ブロッコリーに含まれる成分の中で、研究者たちが最も熱い視線を注いでいるのがスルフォラファンです。これはグルコシノレートという前駆体が、咀嚼や加工によって変換されて生まれる生理活性物質です。ブロッコリーをはじめとするアブラナ科野菜に特有の成分です。
論文によると、スルフォラファンは体内の抗酸化システムを活性化し、さまざまな疾患リスクの低減に関わることが示されています。がん予防・抗炎症・神経保護・腎保護といった方向性での研究が世界中で進んでおり、臨床試験でも一定の有効性が確認されつつあります。

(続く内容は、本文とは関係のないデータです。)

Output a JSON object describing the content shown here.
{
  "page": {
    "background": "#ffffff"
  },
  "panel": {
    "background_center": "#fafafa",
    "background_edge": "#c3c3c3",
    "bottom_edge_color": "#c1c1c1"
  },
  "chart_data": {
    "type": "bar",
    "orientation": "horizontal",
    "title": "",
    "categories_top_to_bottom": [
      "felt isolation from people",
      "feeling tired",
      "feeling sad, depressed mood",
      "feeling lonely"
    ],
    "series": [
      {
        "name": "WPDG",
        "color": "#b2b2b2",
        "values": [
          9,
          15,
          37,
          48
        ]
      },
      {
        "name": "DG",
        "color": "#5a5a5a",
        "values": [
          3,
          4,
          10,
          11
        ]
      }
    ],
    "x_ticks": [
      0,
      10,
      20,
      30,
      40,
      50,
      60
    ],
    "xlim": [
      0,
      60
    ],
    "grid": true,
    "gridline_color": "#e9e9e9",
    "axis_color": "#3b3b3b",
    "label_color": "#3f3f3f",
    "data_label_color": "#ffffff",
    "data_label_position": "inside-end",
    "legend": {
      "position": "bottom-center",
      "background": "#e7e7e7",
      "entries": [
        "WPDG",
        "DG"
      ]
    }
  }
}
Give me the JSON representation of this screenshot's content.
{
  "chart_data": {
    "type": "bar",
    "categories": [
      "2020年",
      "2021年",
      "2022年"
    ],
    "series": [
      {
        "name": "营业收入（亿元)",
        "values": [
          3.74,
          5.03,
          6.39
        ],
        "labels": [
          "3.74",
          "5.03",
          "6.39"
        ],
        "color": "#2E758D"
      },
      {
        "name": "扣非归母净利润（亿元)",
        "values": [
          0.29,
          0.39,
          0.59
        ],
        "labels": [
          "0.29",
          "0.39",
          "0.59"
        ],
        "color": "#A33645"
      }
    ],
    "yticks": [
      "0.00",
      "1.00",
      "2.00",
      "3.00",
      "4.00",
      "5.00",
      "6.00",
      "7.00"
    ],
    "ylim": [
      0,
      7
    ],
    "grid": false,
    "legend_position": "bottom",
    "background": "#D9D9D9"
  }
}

特筆すべきは、スプラウト(発芽3〜5日)の段階です。スルフォラファン前駆体の含有量が最大になります。近年スーパーで見かけるブロッコリースプラウトは、見た目の小ささに反して機能性成分が濃縮しています。
調理法で変わる!栄養素の生かし方

ブロッコリーは体に良いと知っていても、調理法を誤ると有効成分が大きく損なわれてしまいます。最適な食べ方を整理しましょう。
蒸す・電子レンジ加熱がおすすめです。水溶性のビタミンCやポリフェノールは茹でると煮汁に溶け出してしまいます。蒸し調理では抗酸化活性とスルフォラファン含量を維持しやすいことが研究で示されています。茹でる場合は、短時間・少量のお湯で加熱し、茹で汁もスープに活用するのがよいでしょう。
冷凍には注意が必要です。市販の冷凍ブロッコリーは製造過程のブランチング(加熱処理)でミロシナーゼという酵素が不活化され、スルフォラファンへの変換効率が落ちることがあります。生のブロッコリーが手に入る今の時季は、フレッシュなものが一番です。
腸内環境・代謝・免疫

ブロッコリーの有益性はがん予防にとどまりません。食物繊維が豊富で腸内環境の改善に寄与するほか、血糖や脂質の代謝調節への関与も報告されています。
またビタミンC・E・カロテノイドといった抗酸化成分が免疫機能をサポートし、ビタミンKは骨代謝に欠かせません。さらに神経系や腎臓の保護作用を示す研究もあり、ブロッコリーはまさに全身に働く野菜と呼ぶにふさわしい存在です。
最後に
2月の今、店頭に並ぶブロッコリーは締まっていて緑が最も濃く、風味も栄養価も充実しています。科学が積み重ねた知見は、先人たちが経験的に知っていたことを裏づけています——この野菜は、ただおいしいだけでなく、体を守る力を持っています。
茎を捨てず、蒸して食べ、スプラウトも取り入れてみてください。旬の恵みを、丸ごと受け取っていただければ幸いです!
参考文献:Hang Li et al., “Nutritional values, beneficial effects, and food applications of broccoli (Brassica oleracea var. italica Plenck)”, Trends in Food Science & Technology, 2022.